Abu Raed nimmt zunehmend Anteil an den Sorgen und Nöten der Mädchen und Jungen. Zu seinem größten Widersacher wird der Außenseiter Murad, der von seinem alkoholkranken Vater immer wieder verprügelt wird. Als einziger kennt er Abu Raeds Geheimnis und entlarvt ihn schließlich als Lügner. Die Haupthandlung wird durch sporadische Begegnungen zwischen Abu Raed und der attraktiven Stewardess Nour unterbrochen, die schon Mitte dreißig, zum Leidweisen ihrer wohlhabenden Familie aber noch immer nicht verheiratet ist. Nour fasst Vertrauen zu dem alten Mann, der ihr rät, ihre eigenen inneren Stimme zu folgen. Die junge Frau gibt am Ende die entscheidende Hilfestellung, als Abu Raed, der Murads Verrat verziehen hat, den Jungen, dessen kleinen Bruder und die misshandelte Mutter vor dem gewalttätigen Vater rettet.
Der Autor, Regisseur und Produzent Amin Matalqa, der in Jordanien aufwuchs und im Alter von 14 Jahren mit seiner Familie in die USA auswanderte, schlägt unverkennbar märchenhafte Töne an. Er kombiniert sie jedoch mit sorgfältig ausgewählten Impressionen aus Amman, die einen anschaulichen Einblick in die Lebensumstände der ärmeren Bevölkerung ermöglichen. Gerade weil das karge Milieu den Kindern wenig Raum zur Entfaltung bietet, ergreifen sie umso entschlossener die Chance, durch die farbenfrohen Erzählungen des fabulierfreudigen „Piloten" in das Reich der Phantasie zu entfliehen.
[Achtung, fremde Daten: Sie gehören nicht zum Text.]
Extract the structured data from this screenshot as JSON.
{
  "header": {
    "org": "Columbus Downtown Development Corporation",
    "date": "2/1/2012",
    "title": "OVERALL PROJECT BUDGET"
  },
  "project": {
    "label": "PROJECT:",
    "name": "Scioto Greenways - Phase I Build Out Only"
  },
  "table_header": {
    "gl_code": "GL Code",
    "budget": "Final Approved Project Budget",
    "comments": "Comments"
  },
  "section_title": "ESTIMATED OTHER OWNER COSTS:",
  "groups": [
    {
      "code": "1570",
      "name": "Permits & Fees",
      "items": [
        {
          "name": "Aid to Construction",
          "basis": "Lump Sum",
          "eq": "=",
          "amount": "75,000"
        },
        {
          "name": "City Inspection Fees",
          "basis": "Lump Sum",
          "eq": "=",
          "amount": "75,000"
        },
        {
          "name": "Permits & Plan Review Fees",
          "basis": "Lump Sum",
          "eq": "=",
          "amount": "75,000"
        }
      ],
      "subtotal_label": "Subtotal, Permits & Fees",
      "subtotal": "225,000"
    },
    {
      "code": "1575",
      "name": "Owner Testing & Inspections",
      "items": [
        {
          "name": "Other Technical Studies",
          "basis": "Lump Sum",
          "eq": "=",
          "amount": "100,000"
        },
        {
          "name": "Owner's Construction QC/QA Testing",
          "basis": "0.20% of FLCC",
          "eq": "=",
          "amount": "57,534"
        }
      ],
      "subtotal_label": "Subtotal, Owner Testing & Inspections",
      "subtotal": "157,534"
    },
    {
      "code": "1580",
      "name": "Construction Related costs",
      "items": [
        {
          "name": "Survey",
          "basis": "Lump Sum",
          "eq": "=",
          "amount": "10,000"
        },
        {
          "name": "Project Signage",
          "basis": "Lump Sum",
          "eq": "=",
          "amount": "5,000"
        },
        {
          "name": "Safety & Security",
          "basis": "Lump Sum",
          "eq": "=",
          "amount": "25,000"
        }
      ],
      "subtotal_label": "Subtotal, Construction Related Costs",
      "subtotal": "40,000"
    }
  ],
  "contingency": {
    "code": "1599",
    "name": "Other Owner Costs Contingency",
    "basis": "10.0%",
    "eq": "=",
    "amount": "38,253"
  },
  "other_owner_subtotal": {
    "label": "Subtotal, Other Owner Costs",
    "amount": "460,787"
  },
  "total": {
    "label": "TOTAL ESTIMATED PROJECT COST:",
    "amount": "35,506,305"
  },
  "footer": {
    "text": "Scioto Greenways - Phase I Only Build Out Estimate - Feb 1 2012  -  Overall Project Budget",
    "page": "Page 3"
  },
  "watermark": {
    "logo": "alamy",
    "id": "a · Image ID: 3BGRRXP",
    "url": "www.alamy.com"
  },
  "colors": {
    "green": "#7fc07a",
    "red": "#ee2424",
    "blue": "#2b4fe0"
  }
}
Abu Raed, einfühlsam dargestellt von dem in Großbritannien lebenden Nadim Sawalha, bleibt kein bloßer orientalischer Märchenonkel, sondern tröstet die traurigen Kinder und versucht, ihnen in ihrer Not zu helfen. Er spürt genau, wann er nur zuhören soll und wann sein Rat gefragt ist. Zwei Mal setzt er sich aus Mitleid bei den Vätern der beiden Jungen Tarek und Murad ein. Bei Tareks Vater wirbt er dafür, den Jungen zur Schule gehen zu lassen und von der perspektivlosen Aushilfsarbeit zu verschonen. Er zeigt die Gewaltausbrüche von Murads Vater bei der Polizei an, die den Vorwürfen zwar nachgeht, sich bei einem Ortstermin aber rasch mit Ausreden abspeisen lässt. Für arabische Verhältnisse geht der „Captain" zu weit, indem er die fast unumschränkte Machtstellung des Familienvaters missachtet und ihm die Kontrolle über seine Ehefrau und die Kinder entzieht. Abu Raed ist sich bewusst, dass dieser Affront gegenüber dem alkoholsüchtigen, aber sehr traditionsverbundenen Abu Murad zu blutigen Konsequenzen führen muss.
Abu Raed und Abu Murad symbolisieren zugleich die beiden extremen Pole der gesellschaftlichen Entwicklung. Hier das moderne prowestliche Lager mit einem liberalen Islam, dort das konservative antiwestliche Lager mit einem intoleranten Islam. Zur beschränkten Weltsicht Abu Murads passt auch die resignative Haltung seines Sohnes Murad, der einmal sagt: „Leute wie wir werden keine Piloten." Genau dieser Fatalismus wird in einer knappen Rahmenhandlung widerlegt: Der erwachsene Murad arbeitet als Pilot und verkörpert so den warmherzigen Grundton der Hoffnung auf soziale Verbesserungen, der den Film trotz der geschilderten desolaten Zustände überstrahlt.